Un’industria della macchina utensile competitiva è presupposto indispensabile per assicurare al paese un sistema manifatturiero competitivo, che sia quindi in grado di recitare un ruolo di primo piano nello scenario internazionale.
E l’Italia può contare su un’industria di settore forte, caratterizzata da una solida e lunga tradizione, espressione di una miriade di imprese, tutte per lo più Pmi a gestione e conduzione familiare, che da semplici officine meccaniche si sono trasformate in aziende superspecializzate.
Con 400 imprese, 32.000 addetti e una produzione che nel 2018 si è attestata a 6,8 miliardi di euro, l’industria italiana di settore occupa da sempre posizioni di testa nelle classifiche mondiali ove risulta quarta tra i produttori e terza tra gli esportatori.
Riconosciuti come i sarti della meccanica, gli imprenditori di questo settore - che nell’accezione più ampia fattura quasi 10 miliardi di euro - guidano aziende che, in particolare nell’ultimo quinquennio, hanno lavorato intensamente allo sviluppo di soluzioni sempre più integrate e dotate di sistemi digitali per l’interconnessione e la gestione dei dati. Questo anche in risposta alle richieste dei clienti, stimolati a investire in tecnologie di ultima generazione anche dalla disponibilità dei provvedimenti 4.0 messi in campo dalle autorità di governo con i Piani Industria e Impresa 4.0 alla cui stesura ha partecipato anche Ucimu-Sistemi per produrre.

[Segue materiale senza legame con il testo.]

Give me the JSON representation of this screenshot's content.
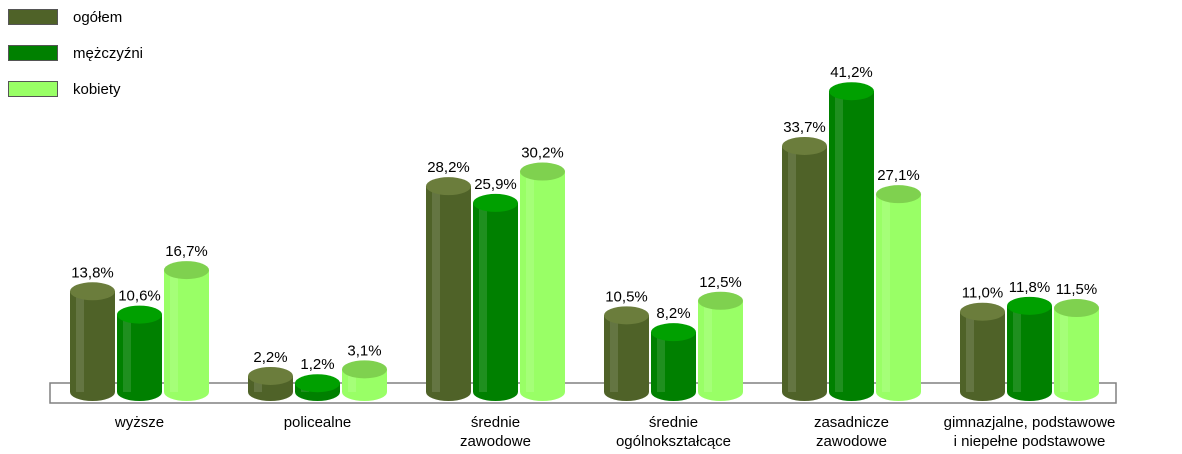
{
  "chart_data": {
    "type": "bar",
    "categories": [
      [
        "wyższe"
      ],
      [
        "policealne"
      ],
      [
        "średnie",
        "zawodowe"
      ],
      [
        "średnie",
        "ogólnokształcące"
      ],
      [
        "zasadnicze",
        "zawodowe"
      ],
      [
        "gimnazjalne, podstawowe",
        "i niepełne podstawowe"
      ]
    ],
    "series": [
      {
        "name": "ogółem",
        "values": [
          13.8,
          2.2,
          28.2,
          10.5,
          33.7,
          11.0
        ],
        "labels": [
          "13,8%",
          "2,2%",
          "28,2%",
          "10,5%",
          "33,7%",
          "11,0%"
        ],
        "color": "#4f6228",
        "top_color": "#6b7d3c"
      },
      {
        "name": "mężczyźni",
        "values": [
          10.6,
          1.2,
          25.9,
          8.2,
          41.2,
          11.8
        ],
        "labels": [
          "10,6%",
          "1,2%",
          "25,9%",
          "8,2%",
          "41,2%",
          "11,8%"
        ],
        "color": "#008000",
        "top_color": "#00a000"
      },
      {
        "name": "kobiety",
        "values": [
          16.7,
          3.1,
          30.2,
          12.5,
          27.1,
          11.5
        ],
        "labels": [
          "16,7%",
          "3,1%",
          "30,2%",
          "12,5%",
          "27,1%",
          "11,5%"
        ],
        "color": "#99ff66",
        "top_color": "#7fd14f"
      }
    ],
    "ylim": [
      0,
      45
    ],
    "legend_position": "top-left",
    "grid": false
  }
}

Insieme a Stefano Firpo, allora al ministero dello Sviluppo Economico, e insieme a numerose altre organizzazioni, abbiamo infatti partecipato attivamente alla definizione di questi Piani che hanno contribuito, in modo determinante, non solo a dare una scossa agli investimenti in nuove tecnologie di produzione, ma anche e soprattutto a stimolare e sostenere la trasformazione in chiave digitale dell’industria manifatturiera italiana che comporta anche una profonda trasformazione anche organizzativa delle aziende.
La validità di questi strumenti, insieme alla scelta di introdurli a partire dal 2015, quando il mercato italiano era tornato ricettivo, ha reso i Piani Industria/Impresa 4.0 realmente interessanti per un buon numero di imprese italiane che, dopo anni di astensione, sono tornate a investire in nuove tecnologie.

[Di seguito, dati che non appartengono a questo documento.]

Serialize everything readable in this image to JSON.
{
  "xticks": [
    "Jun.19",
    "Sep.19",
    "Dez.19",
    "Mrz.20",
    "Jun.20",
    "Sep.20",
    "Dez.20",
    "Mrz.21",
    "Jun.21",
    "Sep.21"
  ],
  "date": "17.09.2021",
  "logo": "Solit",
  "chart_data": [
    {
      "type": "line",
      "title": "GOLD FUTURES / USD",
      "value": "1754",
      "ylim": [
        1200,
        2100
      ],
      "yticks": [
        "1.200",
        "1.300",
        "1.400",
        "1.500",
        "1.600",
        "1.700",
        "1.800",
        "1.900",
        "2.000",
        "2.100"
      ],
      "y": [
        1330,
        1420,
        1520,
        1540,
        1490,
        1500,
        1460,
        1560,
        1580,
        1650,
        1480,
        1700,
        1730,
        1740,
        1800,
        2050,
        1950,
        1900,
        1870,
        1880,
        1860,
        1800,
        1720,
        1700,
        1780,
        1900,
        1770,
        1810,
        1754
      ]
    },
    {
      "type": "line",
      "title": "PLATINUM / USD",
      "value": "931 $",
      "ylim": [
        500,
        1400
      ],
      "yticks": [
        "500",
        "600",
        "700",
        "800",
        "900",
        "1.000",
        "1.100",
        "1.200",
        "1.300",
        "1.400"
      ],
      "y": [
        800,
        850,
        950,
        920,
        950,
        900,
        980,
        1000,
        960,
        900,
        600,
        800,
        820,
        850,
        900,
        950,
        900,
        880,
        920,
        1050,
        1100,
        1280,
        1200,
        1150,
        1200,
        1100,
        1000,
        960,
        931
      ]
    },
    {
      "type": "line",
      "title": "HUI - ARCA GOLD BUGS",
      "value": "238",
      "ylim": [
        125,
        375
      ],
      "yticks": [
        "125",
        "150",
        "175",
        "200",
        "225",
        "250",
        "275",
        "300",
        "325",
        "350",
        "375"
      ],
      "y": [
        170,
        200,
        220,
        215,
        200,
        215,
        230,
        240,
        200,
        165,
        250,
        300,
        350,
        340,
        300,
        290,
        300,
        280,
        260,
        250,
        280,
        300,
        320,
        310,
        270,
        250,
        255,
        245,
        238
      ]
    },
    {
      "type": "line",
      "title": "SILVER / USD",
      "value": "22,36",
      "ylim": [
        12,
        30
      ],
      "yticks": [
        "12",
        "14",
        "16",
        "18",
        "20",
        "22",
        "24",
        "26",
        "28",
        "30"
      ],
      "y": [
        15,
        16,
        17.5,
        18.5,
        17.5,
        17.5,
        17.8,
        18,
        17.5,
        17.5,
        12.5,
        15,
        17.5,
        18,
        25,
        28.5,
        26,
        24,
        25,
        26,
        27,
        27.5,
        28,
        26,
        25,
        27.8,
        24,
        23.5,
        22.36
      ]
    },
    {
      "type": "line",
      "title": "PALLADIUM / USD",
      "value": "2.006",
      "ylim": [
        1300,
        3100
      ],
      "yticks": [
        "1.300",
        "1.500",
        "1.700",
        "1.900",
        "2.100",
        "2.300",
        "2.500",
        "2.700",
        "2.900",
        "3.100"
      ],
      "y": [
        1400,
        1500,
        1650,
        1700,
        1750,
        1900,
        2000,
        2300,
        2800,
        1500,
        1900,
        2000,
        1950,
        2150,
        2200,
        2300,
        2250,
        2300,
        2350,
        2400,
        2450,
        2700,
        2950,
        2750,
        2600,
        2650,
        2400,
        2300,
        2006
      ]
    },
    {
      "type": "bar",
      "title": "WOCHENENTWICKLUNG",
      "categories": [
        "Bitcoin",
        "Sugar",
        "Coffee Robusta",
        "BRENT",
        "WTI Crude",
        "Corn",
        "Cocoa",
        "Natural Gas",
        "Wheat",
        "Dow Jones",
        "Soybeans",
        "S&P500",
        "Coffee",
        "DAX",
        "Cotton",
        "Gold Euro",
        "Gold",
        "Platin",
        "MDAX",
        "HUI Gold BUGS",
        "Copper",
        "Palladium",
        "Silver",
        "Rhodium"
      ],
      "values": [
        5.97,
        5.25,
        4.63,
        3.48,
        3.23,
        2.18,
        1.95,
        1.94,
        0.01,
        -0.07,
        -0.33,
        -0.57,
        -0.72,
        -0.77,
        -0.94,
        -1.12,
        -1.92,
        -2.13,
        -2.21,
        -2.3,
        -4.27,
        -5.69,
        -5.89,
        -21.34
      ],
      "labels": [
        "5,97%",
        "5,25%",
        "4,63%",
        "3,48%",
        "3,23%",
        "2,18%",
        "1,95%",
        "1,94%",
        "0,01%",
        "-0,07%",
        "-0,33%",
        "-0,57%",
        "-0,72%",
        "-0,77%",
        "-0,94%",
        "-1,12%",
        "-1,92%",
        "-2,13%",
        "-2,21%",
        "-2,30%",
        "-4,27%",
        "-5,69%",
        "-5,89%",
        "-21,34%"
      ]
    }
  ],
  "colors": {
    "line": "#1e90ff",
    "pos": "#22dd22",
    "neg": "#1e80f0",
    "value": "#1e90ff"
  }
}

La conferma di questo ci è data dall’andamento dell’indice trimestrale degli ordini raccolti da Ucimu-Sistemi per produrre che è considerato a tutti gli effetti il misuratore dell’efficacia degli strumenti messi in campo dal Governo con i Piani Industria 4.0 e poi Impresa 4.0.
A partire dal 2015 l’indice degli ordini raccolti sul mercato interno è tornato a crescere in modo sostenuto, mettendo a segno, nel 2016 e nel 2017, risultati da record per poi cominciare a segnare il passo nel 2018.
Grazie ai provvedimenti di incentivazione, l’Italia è salita dal sesto al quinto posto nella classifica mondiale dei paesi consumatori di macchine utensili e soprattutto è stata investita da un profondo processo di trasformazione industriale.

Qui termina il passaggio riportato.